I do recommend reading the OpenGL tutorials at http://wiki.delphigl.com/index.php/DelphiGL as well as working through the famous nehe tutorials at http://nehe.gamedev.net/lesson.asp?index=01.

Re: FBO Question
« Reply #8 on: May 04, 2009, 01:36:09 »
Hello again.  That last trick worked like a charm.  I set some things up allowing me to make RenderTargets and I was able to render paragraphs of text to one.  The only other thing I wanted to do was fake a 3d rotation from within the ortho2D mode.  I did this by just moving the vertexes of the quad in such a way that it gave a pretty convincing illusion of rotation. 

Basically what I'm doing is using a GL11.glRotatef(rY,0f,1f,0f),tThen moving the moving the corner Y values toward or away from each other. Unfortunately, it looks like there are some limitations to this method because of the way the polys get textured.  The texture is rendered on each triangle of the quad in an expected, but unintended way.





There's the result.  In order to make the rotation more convincing, there are only two things I can think of: 
-Pull out of ortho mode for a second to render the quad in 3D space.
-Or give the shape more polys.

I'm very new to openGL and I don't really know how to bounce back and forth between the coordinate systems so the first one seems kind of tricky.

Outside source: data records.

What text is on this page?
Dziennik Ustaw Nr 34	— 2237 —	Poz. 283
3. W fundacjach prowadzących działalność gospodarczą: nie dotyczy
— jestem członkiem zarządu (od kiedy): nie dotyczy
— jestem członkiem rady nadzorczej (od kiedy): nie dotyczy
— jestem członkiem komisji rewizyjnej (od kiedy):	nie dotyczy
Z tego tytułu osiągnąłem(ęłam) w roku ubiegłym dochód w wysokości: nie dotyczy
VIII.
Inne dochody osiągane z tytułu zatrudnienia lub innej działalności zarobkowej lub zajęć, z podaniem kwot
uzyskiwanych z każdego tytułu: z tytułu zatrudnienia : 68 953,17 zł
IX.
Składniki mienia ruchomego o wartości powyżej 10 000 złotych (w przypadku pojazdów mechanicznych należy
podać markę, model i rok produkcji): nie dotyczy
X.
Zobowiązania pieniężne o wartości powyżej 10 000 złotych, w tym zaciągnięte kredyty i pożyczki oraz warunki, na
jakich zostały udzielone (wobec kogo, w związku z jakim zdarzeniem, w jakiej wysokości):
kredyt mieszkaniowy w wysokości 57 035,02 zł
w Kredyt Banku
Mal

I was wondering if there was any sort of texturing mode which might give me a better result, or if I'm stuck with one of those two methods.

Any advice?

*

Kai

Re: FBO Question
« Reply #9 on: May 04, 2009, 10:07:57 »
Hi,

what you did, as you described it, is simulating a 3D effect using the already perspectively transformed vertices (if you would have used 3D) and render those using a non-perspective (orthogonal) projection matrix.

Quote
Pull out of ortho mode for a second to render the quad in 3D space.
That's what I would do.
Because texture interpolation also takes the depth/perspective of the scene into account, that would be the more reasonable approach.
This is also the reason why you are getting that distorted texture interpolation, because your scene is entirely on one 2D-surface (with the same z-value everywhere).

Assuming you have a basic understanding of matrix manipulation i.e. linear algebra in general, I think it would be worth first learning about the co-ordinate systems in OpenGL and how they transform into each other (what is "model space", "world space", "camera/view space", "clipping space", "screen/device space", etc.). On top of that you might want to know what a perspective matrix actually is (what values play an important role in such a matrix).
If you get a hang of that, it should be easier to apply that knowledge to OpenGL (at least that how I would have wanted to learned it, had I done it right in the first place :-)).